2) Venom by Rick Remender
This is probably the most likely comic on the list to get green-lit given Sony’s promises that The Amazing Spider-Man 2 will be a universe building film akin to The Avengers, with Venom playing an important part. In the comics there have been many different characters to call themselves Venom, but writer Rick Remender’s more recent take is by far the most interesting. If you’ve ever wondered why superheroes wear masks, this is the reason. After losing his legs in Iraq, Flash Thompson is given the Venom suit, a symbiotic life form that, while worn, regrows his legs and gives him Spider-Man like powers. Early into his superhero career though, his identity is discovered by the comic’s villains, who happily tell him the lives of those he cares about are completely dependent on his working for them. Between that, his father dying, dealing with his handicap, his girlfriend demanding to know what’s going on and the Venom symbiotic trying to take over, Flash’s life is quickly pulled apart from all directions. As he becomes more and more alone and killing becomes easier, you can see Flash’s humanity slowly getting away from him. It’s an impossible situation for a tragic hero that could very likely be a spin-off movie vastly more interesting than the original.
1) Preacher by Garth Ennis
“You be a good guy, Jesse. You gotta be like John Wayne: you don’t take no shit off fools, an’ you judge people by what’s in ’em, not how they look. An’ you do the right thing. You gotta be one of the good guys, son, ’cause there’s way too many of the bad.”

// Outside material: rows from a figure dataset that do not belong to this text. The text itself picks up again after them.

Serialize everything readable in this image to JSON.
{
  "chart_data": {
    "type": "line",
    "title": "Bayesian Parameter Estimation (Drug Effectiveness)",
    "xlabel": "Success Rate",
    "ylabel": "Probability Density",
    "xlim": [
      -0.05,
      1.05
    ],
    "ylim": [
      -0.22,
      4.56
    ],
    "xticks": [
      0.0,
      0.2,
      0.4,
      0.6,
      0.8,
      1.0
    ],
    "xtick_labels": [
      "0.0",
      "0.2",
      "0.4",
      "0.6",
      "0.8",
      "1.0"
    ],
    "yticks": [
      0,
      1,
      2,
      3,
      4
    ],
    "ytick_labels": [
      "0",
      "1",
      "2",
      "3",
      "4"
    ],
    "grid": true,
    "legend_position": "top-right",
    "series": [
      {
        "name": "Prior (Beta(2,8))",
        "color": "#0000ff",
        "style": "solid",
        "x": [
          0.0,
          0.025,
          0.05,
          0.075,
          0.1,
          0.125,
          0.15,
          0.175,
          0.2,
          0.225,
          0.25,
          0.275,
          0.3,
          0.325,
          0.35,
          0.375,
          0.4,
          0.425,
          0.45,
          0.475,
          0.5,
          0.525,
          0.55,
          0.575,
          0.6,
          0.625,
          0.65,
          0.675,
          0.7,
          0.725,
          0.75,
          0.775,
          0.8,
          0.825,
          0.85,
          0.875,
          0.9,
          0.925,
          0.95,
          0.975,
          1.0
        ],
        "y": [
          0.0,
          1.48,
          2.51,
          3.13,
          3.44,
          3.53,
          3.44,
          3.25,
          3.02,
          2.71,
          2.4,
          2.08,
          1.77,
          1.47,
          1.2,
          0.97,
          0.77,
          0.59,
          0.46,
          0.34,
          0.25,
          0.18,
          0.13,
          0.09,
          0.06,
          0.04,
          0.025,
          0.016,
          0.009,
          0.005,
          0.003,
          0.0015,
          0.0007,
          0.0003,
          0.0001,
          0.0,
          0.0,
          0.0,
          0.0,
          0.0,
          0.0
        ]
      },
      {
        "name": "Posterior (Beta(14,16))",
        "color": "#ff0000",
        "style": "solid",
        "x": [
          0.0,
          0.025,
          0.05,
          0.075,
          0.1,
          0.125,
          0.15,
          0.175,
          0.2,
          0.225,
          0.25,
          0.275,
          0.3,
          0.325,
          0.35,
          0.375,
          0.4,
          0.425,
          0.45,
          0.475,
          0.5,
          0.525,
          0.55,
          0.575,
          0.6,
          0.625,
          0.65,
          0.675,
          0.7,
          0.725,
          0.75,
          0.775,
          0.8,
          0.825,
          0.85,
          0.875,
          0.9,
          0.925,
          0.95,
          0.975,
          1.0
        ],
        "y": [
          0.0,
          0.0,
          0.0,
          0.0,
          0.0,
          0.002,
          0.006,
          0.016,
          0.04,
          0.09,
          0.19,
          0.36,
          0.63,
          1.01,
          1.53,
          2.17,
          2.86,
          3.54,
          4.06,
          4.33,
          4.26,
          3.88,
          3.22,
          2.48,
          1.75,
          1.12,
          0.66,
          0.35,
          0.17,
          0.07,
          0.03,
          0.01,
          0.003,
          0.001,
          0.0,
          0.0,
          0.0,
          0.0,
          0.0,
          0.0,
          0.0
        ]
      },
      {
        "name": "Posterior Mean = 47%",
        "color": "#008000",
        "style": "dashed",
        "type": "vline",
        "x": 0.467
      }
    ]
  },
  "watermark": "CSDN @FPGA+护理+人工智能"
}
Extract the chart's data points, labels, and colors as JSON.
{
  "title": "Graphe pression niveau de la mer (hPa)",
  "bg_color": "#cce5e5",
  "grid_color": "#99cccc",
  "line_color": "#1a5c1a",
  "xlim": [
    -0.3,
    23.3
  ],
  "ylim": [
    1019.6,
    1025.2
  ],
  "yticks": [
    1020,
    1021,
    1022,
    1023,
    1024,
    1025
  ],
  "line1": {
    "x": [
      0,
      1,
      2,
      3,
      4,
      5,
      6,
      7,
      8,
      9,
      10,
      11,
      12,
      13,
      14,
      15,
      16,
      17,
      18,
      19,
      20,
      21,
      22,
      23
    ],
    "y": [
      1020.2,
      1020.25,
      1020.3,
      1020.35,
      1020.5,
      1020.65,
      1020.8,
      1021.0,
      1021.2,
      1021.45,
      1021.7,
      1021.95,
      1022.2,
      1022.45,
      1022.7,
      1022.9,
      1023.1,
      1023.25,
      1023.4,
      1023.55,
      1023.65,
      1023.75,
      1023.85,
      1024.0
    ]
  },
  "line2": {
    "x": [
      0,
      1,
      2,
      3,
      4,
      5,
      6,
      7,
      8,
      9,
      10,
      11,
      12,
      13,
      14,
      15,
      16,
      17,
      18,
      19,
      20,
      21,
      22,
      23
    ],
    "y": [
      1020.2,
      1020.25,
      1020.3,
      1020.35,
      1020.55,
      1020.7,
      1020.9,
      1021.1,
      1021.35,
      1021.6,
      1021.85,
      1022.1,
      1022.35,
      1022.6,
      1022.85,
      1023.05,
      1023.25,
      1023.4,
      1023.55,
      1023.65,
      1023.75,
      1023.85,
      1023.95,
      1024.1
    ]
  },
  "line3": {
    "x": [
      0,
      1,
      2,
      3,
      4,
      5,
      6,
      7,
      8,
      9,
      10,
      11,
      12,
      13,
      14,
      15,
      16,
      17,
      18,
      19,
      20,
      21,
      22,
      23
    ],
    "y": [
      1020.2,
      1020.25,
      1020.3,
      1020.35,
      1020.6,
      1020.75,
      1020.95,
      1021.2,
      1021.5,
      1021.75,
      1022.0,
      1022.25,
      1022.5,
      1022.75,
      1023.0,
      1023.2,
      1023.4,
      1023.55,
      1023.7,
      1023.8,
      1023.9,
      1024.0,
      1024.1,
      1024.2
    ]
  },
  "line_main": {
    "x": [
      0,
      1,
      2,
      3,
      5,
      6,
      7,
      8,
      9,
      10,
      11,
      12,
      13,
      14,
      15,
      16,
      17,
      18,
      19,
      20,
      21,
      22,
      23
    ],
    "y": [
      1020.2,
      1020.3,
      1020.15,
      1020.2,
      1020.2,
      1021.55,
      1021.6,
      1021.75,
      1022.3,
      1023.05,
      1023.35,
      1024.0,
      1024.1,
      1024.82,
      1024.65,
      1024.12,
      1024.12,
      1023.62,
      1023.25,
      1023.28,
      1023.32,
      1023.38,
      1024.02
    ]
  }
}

I dare you to read Preacher and not want to be Jesse Custer. I love stories about conflicted and complex antiheroes as much as the next guy, but sometimes there is nothing better than watching a man who knows wrong from right walk into a room tell everyone how it’s gonna be. After being possessed by a creature called Genesis and learning that God has left heaven, small town preacher Jesse Custer, love of his life Tulip O’Hare and alcoholic Vampire Cassidy, set off on a journey around America to track down their creator. This is an epic story with angels, demons, big shootouts, secret societies and giant concepts, but none of that really matters all that much. More than anything, this is a story about three people and all the love and heartache between them. Few comics, if any, have managed create a romance as believable or powerful as Jesse and Tulips, nor a friendship as meaningful as his and Cassidy’s. Which is why it absolutely tears your heart out when things fall apart. It’s also bursting with Irish writer Garth Ennis’ unwavering love for America. Ennis takes Jesse on a romanticized journey through the USA’s history and geography, climaxing in the series’ final showdown at the Alamo. The film rights to Preacher have been bouncing around Hollywood for 15 years now, most recently with Sam Mendes attached to direct before he dropped it to work on Skyfall. Hopefully though we will eventually see someone else rise to the task and bring the greatest love story in comics to the big screen.